Изменить размер шрифта - +
Денег тебе на дорогу хватит. А пока — до свиданья. Твой Александр».

— Гм… — сказал Коновалов, почесав голову, — а пишешь ты неважно. Жалости нет в письме у тебя, слезы нет. И опять же — я просил тебя ругать меня разными словами, а ты этого не написал…

— Да зачем это?

— А чтобы она видела, что мне перед ней стыдно и что я понимаю, как я перед ней виноват. А так что! Точно горох просыпал — написал! А ты слезу подпусти!

Пришлось подпустить в письмо слезу, что я с успехом и выполнил. Коновалов удовлетворился и, положив мне руку на плечо, задушевно проговорил:

— Вот теперь славно! Спасибо! Ты парень, видно, хороший, — мы с тобой уживемся.

Я не сомневался в этом и попросил его рассказать мне о Капитолине.

— Капитолина? Девочка она, — совсем дитя. Вятская, купеческая дочь была… Да вот свихнулась. Дальше — больше, и пошла в публичный дом… Я — смотрю, ребенок совсем! Господи, думаю, разве так можно? Ну, и познакомился с ней.

Она — плакать. Я говорю: «Ничего, потерпи! Я те отсюда вытащу — погоди!» И все у меня было готово, деньги и все… И вдруг я запил и очутился в Астрахани.
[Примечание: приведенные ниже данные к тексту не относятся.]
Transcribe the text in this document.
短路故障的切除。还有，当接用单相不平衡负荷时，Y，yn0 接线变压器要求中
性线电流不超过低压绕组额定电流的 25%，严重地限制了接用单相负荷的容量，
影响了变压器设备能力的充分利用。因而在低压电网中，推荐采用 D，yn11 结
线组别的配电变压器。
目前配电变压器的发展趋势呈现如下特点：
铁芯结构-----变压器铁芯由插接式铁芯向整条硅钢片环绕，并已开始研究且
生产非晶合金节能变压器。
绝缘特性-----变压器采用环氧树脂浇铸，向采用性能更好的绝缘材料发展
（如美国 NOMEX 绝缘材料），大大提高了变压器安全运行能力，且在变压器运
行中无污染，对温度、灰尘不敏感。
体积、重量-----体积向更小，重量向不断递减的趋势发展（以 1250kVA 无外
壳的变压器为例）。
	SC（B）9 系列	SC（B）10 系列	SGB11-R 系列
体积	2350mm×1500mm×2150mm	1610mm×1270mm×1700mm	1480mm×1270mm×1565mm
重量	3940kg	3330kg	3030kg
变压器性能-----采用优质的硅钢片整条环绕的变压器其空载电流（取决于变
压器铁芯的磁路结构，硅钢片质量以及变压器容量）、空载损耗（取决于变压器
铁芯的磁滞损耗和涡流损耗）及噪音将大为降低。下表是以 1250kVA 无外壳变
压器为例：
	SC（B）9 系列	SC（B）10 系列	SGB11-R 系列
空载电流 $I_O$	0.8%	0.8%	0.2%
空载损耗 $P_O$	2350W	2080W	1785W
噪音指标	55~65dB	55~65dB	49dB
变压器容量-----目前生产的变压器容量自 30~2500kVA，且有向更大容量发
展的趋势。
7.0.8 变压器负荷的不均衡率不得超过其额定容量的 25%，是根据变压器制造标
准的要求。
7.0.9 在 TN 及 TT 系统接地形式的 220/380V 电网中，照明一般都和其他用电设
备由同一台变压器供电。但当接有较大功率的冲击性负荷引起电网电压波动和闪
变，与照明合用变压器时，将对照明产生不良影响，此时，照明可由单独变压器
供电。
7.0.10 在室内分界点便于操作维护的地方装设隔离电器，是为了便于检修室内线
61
Потом вот сюда попал. Известил ее обо мне один человек, и она написала мне письмо.

— Что же ты, — спросил я его, — жениться хочешь на ней?
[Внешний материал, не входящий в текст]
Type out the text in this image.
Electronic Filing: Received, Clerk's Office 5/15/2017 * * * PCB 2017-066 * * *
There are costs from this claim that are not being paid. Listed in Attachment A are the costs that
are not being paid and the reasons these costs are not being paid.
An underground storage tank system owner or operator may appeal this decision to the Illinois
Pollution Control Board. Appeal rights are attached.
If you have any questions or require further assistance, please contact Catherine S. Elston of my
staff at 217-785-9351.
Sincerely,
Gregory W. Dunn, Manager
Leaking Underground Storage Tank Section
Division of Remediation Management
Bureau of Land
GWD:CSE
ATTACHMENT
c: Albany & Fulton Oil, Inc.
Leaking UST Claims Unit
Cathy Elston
— Жениться, где мне! Ежели у меня запой — какой же я жених? Нет, так я это. Выключу ее — и потом иди на все четыре стороны. Место себе найдет, — может, человеком будет.

— Она с тобой хочет жить…

— Да ведь это она блажит только. Они все такие… бабы… Я их очень хорошо знаю. У меня много было разных. Даже купчиха одна… Конюхом я был в цирке, она меня и выглядела. «Иди, говорит, в кучера». Мне цирк в ту пору надоел, я и согласился, пошел. Ну и того… Стала она ко мне ластиться. Дом это у них, лошади, прислуга — как дворяне жили. Муж у нее был низенький и толстый, на манер нашего хозяина, а сама она такая худая, гибкая, как кошка, горячая. Бывало, как обнимет да поцелует в губы — как углей каленых в сердце всыплет. Так ты весь и задрожишь, даже страшно станет. Целует, бывало, а сама все плачет: плечи у нее даже ходуном ходят. Спрошу ее: «Чего ты, Верунька?» А она: «Ребенок, говорит, ты, Саша; не понимаешь ты ничего». Славная была… А это она верно, что я не понимаю-то ничего, — очень я дураковат, сам знаю. Что делаю — не понимаю. Как живу — не думаю!

И, замолчав, он посмотрел на меня широко раскрытыми глазами; в них светился не то испуг, не то вопрос, что-то тревожное, от чего красивое лицо его стало еще печальнее и краше…

— Ну, и как же ты с купчихой-то кончил? — спросил я.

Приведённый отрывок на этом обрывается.